Decidieron que lo mejor era dar por terminada la tarde, y volver en quince días. Prometieron que la acompañarían de nuevo y que, en esa ocasión, se sentarían a tomar limonada en el ingreso de la señora Cortés, de donde podían curiosear a todos en el pueblo.

Amy y Nora se abrazaron, y la señorita Brosman se llevó a su amiga a un lado.

—No hemos podido hablar de lo que te sucede en realidad, y tú, teniendo un ataque como el que has tenido, no es buena señal.

—Lo sé.

—Escríbeme y cuéntame. Desahoga las penas, que al parecer te tienen al límite. Adivino que no has podido hablar de Elisa con él.

—No, es extraño, Amy. Ni siquiera le he visto el rostro. Se esconde de mí, me detesta… —Me detesta casi tanto como yo lo adoro y me siento una imbécil, quiso agregar. No lo hizo.

No lograba acomodar sus pensamientos, trazar la línea divisoria entre la admiración profesional y esa calidez que sentía en cada ocasión en que él se permitía un trato amable con ella. Sin contar con los celos… esas cadenas de fuego que le habían estrujado la boca del estómago al saber que los demás empleados sí podían verlo, hablarle mirándole a la cara, y que ese privilegio solo estaba vedado para ella… para ella que tanto lo anhelaba.
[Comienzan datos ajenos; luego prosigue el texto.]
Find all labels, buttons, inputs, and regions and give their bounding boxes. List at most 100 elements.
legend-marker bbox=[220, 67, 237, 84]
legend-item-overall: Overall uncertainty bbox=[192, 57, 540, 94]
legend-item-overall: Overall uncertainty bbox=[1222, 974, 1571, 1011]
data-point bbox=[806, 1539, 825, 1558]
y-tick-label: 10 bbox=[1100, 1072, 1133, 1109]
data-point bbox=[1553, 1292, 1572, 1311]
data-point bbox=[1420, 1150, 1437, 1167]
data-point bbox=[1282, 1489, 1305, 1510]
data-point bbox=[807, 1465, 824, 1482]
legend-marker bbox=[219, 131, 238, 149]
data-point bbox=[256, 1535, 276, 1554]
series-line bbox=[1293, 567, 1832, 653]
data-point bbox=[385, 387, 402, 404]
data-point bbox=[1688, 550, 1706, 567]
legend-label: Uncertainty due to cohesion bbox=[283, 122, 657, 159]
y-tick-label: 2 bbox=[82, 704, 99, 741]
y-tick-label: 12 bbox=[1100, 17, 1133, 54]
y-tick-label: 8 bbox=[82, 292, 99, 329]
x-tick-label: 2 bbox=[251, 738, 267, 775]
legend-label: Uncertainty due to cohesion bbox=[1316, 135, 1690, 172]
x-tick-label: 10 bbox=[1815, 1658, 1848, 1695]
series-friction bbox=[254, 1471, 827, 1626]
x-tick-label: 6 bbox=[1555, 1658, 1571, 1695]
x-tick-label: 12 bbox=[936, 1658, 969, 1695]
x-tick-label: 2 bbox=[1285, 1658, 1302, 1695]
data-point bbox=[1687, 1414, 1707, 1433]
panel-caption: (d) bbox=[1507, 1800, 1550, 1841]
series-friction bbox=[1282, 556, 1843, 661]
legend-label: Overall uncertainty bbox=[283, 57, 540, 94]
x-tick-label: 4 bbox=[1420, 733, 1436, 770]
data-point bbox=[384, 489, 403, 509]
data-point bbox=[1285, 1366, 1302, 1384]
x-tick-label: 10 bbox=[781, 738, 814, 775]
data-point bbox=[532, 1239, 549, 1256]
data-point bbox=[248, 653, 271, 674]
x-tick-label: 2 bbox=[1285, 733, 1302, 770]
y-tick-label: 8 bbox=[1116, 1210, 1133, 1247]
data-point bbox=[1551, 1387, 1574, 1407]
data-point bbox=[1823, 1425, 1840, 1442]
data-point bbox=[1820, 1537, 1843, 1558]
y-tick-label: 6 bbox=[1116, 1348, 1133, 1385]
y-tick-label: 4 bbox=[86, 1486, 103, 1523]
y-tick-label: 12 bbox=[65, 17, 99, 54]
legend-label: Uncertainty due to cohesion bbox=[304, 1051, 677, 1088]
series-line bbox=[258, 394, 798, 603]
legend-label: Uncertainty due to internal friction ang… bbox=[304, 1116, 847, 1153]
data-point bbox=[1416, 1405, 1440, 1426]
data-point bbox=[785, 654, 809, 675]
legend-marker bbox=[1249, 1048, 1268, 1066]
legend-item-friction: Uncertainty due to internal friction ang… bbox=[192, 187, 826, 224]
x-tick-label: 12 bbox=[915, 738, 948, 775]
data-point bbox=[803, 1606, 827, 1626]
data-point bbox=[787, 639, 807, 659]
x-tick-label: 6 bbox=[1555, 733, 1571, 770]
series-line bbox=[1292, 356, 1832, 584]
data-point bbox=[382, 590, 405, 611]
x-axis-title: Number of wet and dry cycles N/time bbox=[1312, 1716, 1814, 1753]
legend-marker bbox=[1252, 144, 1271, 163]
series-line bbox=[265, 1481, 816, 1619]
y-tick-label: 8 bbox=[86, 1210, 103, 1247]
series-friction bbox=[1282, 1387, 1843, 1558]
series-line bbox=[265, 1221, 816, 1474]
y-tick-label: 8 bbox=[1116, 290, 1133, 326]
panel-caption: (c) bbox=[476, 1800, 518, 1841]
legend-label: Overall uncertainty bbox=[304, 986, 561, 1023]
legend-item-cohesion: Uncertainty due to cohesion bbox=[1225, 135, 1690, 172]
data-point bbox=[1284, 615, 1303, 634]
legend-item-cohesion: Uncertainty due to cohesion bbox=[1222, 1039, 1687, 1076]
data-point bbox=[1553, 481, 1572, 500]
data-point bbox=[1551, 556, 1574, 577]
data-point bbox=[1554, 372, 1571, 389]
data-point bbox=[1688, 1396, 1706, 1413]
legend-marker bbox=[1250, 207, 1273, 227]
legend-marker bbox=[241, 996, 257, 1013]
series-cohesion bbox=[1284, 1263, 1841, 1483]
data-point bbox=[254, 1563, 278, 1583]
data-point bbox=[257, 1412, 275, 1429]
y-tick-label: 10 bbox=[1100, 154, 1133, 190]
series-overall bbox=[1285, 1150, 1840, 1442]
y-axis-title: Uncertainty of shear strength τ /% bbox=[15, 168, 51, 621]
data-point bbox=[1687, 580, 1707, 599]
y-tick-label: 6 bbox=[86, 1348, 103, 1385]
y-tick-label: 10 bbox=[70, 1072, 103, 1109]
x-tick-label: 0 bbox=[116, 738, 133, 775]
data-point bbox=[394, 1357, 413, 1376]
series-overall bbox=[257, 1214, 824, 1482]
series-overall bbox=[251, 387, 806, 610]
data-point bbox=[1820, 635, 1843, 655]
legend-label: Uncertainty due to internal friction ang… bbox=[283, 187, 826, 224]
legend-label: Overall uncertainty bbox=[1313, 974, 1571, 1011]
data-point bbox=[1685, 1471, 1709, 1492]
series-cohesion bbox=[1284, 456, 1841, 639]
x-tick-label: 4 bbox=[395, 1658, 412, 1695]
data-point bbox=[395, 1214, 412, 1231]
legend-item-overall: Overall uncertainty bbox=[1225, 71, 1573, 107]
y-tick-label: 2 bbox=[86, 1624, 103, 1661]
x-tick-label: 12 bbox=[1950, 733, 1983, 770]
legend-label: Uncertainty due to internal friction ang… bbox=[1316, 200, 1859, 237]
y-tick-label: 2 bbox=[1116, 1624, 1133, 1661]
—Pues hoy te tendrá que mirar a los ojos cuando le tires por la cabeza su cuenta en la modista. ¡Por favor!, que no me escuchen —Bajó la voz hasta hacerla un susurro—, pero sí que son unos bárbaros cuando quieren. ¿Y has visto que no se han inmutado?, lo más común que paguen por… medias de seda.

—No me lo recuerdes…

—Ve, y ten mi abanico, que no has agarrado ninguno de los cinco o seis que puso en tu cuenta. Ahora tienes una deuda conmigo, debes regresar en quince días para devolverlo.

Sonrieron, se volvieron a abrazar y se despidieron.